Rep. Jason Altmire (D-Pa.) may be barred from running in the Democratic primary against fellow Rep. Mark Critz (D-Pa.), a move that would make it all but impossible for him to return to Congress next fall.

A judge will rule Monday whether Altmire submitted enough valid signatures in his petition to get on the ballot, and he is dangerously close to falling below the needed number.

The two were thrown into the same congressional district in redistricting, and their primary has already been testy. Altmire has represented more of the new district, but many unions are furious with him for his health care vote and have rallied around Critz.
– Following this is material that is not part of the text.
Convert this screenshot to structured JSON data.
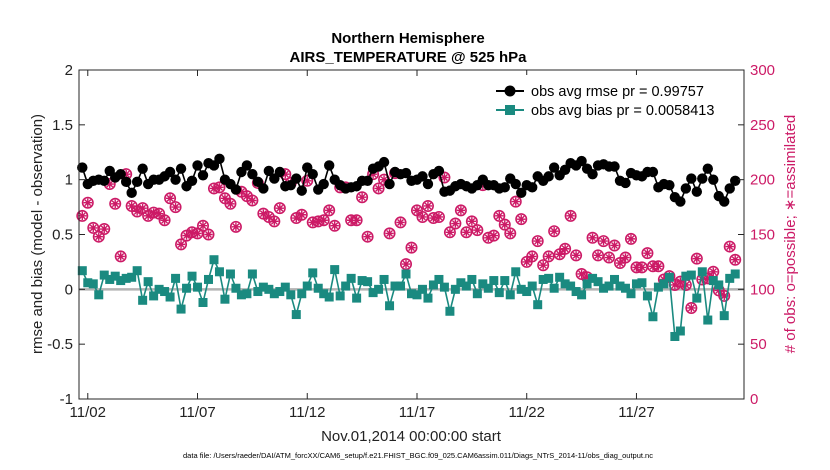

The primary is expected to be a dog-fight — if it happens.

Pennsylvania law requires 1,000 valid signatures for a candidate to get on the ballot. Altmire submitted more than 1,600 but Critz's campaign challenged the validity of more than half of those, and the judge has agreed with them on many points. One ruling is left and Altmire is down to approximately 1,150 signatures — if this ruling goes against him he'll be stripped from the ballot.

The issue at hand: Pennsylvania law requires petition circulators to live within the congressional district, and Altmire's staffer who gathered the signatures splits her time between her parents' home, in the district, and a Pittsburgh apartment outside of it.

A Critz campaign staffer said whether or not Altmire will prevail is "basically a coin flip" at this point.

If the judge decides her primary residence is in Pittsburgh, Altmire will not be able to appear on the ballot, a body blow to his campaign and a huge boon for Critz.

Altmire's campaign did not immediately respond to a request for comment.

Even if Altmire survives the challenge, it's a bad sign for his campaign: Seasoned politicians almost never fail to gather enough ballot petition signatures, and Critz's team submitted double the number of signatures that Altmire did for their campaign.

This scenario is unusual but not unprecedented: Former Rep. Charlie Wilson (D-Ohio) failed to make the ballot in his first run for Congress in 2006 and had to win a write-in primary election. This year, many Republican presidential candidates failed to collect the 10,000 signatures necessary to get onto Virginia's primary ballot.